“I only wish there were more like you. I wish there were more young ladies brought up like—”
“Like boys!” said Hilary, laughing, “for I always used to say that was my case.”
“No, I never desire to see young women made into men.” And Miss Balquidder seemed a little scandalized. “But I do wish girls were taught fewer accomplishments, and more reading, writing, and arithmetic; were made as accurate, orderly, and able to help themselves as boys are. But to business. Will you take the management of my stationer’s shop?”
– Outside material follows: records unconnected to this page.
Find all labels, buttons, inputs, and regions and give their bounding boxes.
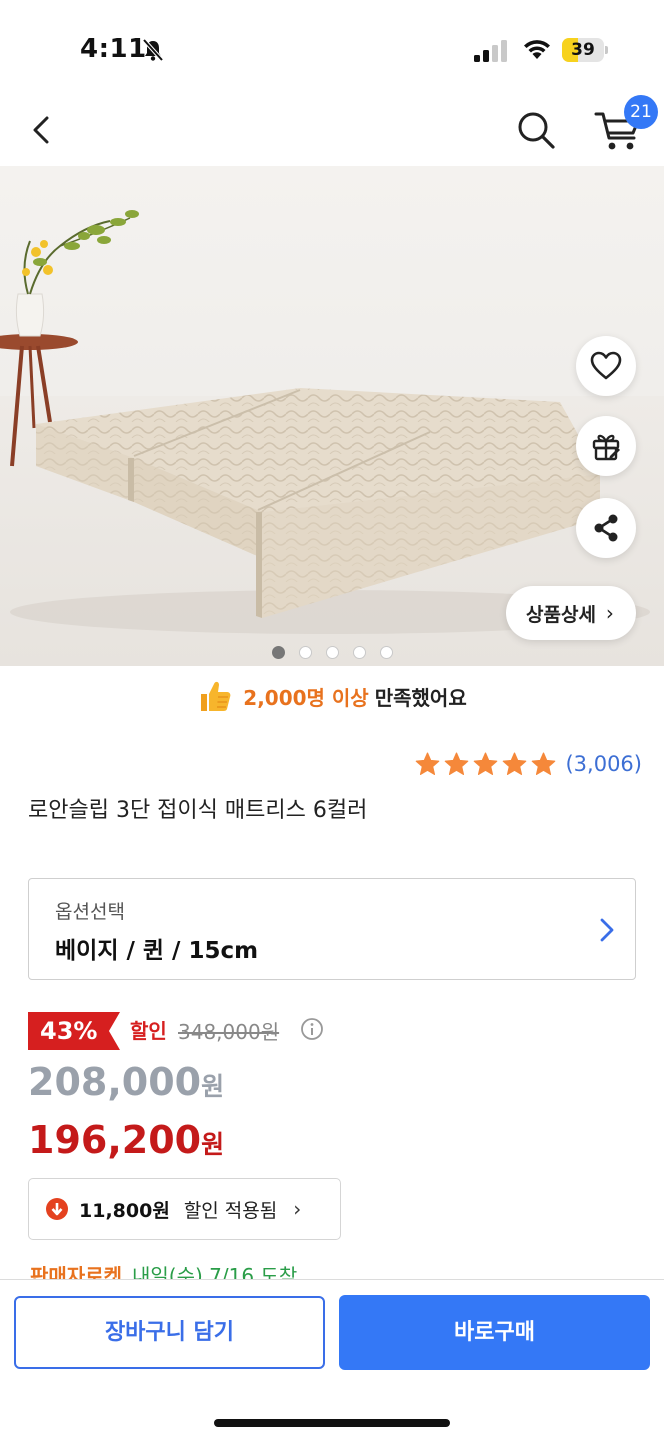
product-image-carousel[interactable]: 상품상세 › [0,166,664,666]
coupon-discount-button[interactable]: 11,800원 할인 적용됨 › [28,1178,341,1240]
option-label: 옵션선택 [55,901,125,923]
product-detail-label: 상품상세 [526,603,596,626]
status-bar: 4:11 39 [0,0,664,96]
satisfaction-count: 2,000명 이상 [243,685,369,710]
top-nav-bar [0,96,664,166]
chevron-right-icon: › [293,1197,302,1221]
battery-level: 39 [571,40,595,60]
wishlist-button[interactable] [576,336,636,396]
star-icon [503,751,527,775]
share-button[interactable] [576,498,636,558]
delivery-brand: 판매자로켓 [30,1266,122,1280]
bottom-action-bar: 장바구니 담기 바로구매 [0,1279,664,1440]
currency-unit: 원 [201,1072,225,1101]
carousel-dot[interactable] [326,646,339,659]
satisfaction-banner: 2,000명 이상 만족했어요 [0,672,664,720]
carousel-pagination [272,646,407,659]
currency-unit: 원 [201,1130,225,1159]
carousel-dot[interactable] [272,646,285,659]
wifi-icon [524,40,550,59]
cellular-signal-icon [474,40,507,62]
battery-indicator: 39 [562,38,608,62]
sale-price: 208,000원 [28,1060,224,1104]
delivery-info: 판매자로켓 내일(수) 7/16 도착 [30,1266,360,1280]
gift-icon [592,434,620,461]
heart-icon [590,351,622,380]
delivery-date: 내일(수) 7/16 도착 [132,1266,298,1280]
info-icon[interactable] [300,1017,324,1041]
product-detail-button[interactable]: 상품상세 › [506,586,636,640]
thumbs-up-icon [201,681,231,711]
buy-now-button[interactable]: 바로구매 [339,1295,650,1370]
star-icon [416,751,440,775]
star-icon [474,751,498,775]
clock: 4:11 [80,34,147,64]
add-to-cart-button[interactable]: 장바구니 담기 [14,1296,325,1369]
search-button[interactable] [512,106,560,154]
gift-button[interactable] [576,416,636,476]
review-count-link[interactable]: (3,006) [565,752,642,776]
coupon-amount: 11,800원 [79,1199,170,1222]
bell-off-icon [142,38,164,62]
search-icon [518,112,555,149]
carousel-dot[interactable] [353,646,366,659]
option-value: 베이지 / 퀸 / 15cm [55,938,259,964]
cart-count-badge: 21 [624,95,658,129]
carousel-dot[interactable] [380,646,393,659]
chevron-right-icon: › [605,601,614,625]
chevron-left-icon [33,116,49,144]
arrow-down-circle-icon [46,1198,68,1220]
star-icon [532,751,556,775]
final-price: 196,200원 [28,1118,224,1162]
final-price-value: 196,200 [28,1118,202,1162]
share-icon [594,514,618,542]
home-indicator[interactable] [214,1419,450,1427]
carousel-dot[interactable] [299,646,312,659]
product-rating[interactable]: (3,006) [414,748,642,780]
coupon-text: 할인 적용됨 [183,1199,278,1222]
discount-label: 할인 [130,1019,167,1043]
sale-price-value: 208,000 [28,1060,202,1104]
star-icon [445,751,469,775]
original-price: 348,000원 [178,1020,280,1044]
satisfaction-message: 만족했어요 [374,685,467,710]
rating-stars [414,751,559,778]
back-button[interactable] [20,108,64,152]
discount-rate-badge: 43% [28,1012,120,1050]
product-title: 로안슬립 3단 접이식 매트리스 6컬러 [28,798,368,823]
option-selector[interactable]: 옵션선택 베이지 / 퀸 / 15cm [28,878,636,980]
chevron-right-icon [600,918,614,942]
Hilary’s breath came hard and fast. Much as she had longed for work, to get this sort of work—to keep a stationer’s shop? What would her sisters say? what would he say! But she dared not think of that just now.
“How much should I be able to earn, do you think?”
Miss Balquidder considered a moment, and then said, rather shortly, for it was not exactly acting on her own principles; she knew the pay was above the work. “I will give you a hundred a year.”
A hundred a year! actually certain, and over and above any other income. It seemed a fortune to poor Hilary.
“Will you give me a day or two to think about it and consult my sisters?”
She spoke quietly, but Miss Balquidder could see how agitated she was; how she evidently struggled with many feelings that would be best struggled with alone. The good old lady rose.
“Take your own time, my dear; I will keep the situation open for you for one week from this date. And now I must send you away, for I have a great deal to do.”
They parted quite like friends; and Hilary went out, walking quickly, feeling neither the wind nor the rain. Yet when she reached No. 15 she could not bring herself to enter, but took another turn or two round the Crescent, trying to be quite sure of her own mind before she opened the matter to her sisters.—
And there was one little battle to be fought which the sisters did know.
It was perhaps foolish, seeing she did not belong to him in any open way, and he had no external right over her life or her actions, that she should go back and back to the question, “What would Robert Lyon say?”
He knew she earned her daily bread; sometimes this had seemed to vex and annoy him, but it must be done; and when a thing was inevitable, it was not Mr. Lyon’s way to say much about it. But being a governess was an accredited and customary mode of a young lady’s earning her livelihood. This was different. If he should think it too public, too unfeminine: he had such a horror of a woman’s being any thing but a woman, as strong and brave as she could, but in a womanly way; doing any thing, however painful, that she was obliged to do, but never out of choice or bravado, or the excitement of stepping out of her own sphere into man’s. Would Robert Lyon think less of her, Hilary, because she had to earn to take care of herself, to protect herself, and to act in so many ways for herself, contrary to the natural and right order of things? That old order—God forbid it should ever change!—which ordained that the women should be “keepers at home;” happy rulers of that happy little world, which seemed as far off as the next world from this poor Hilary.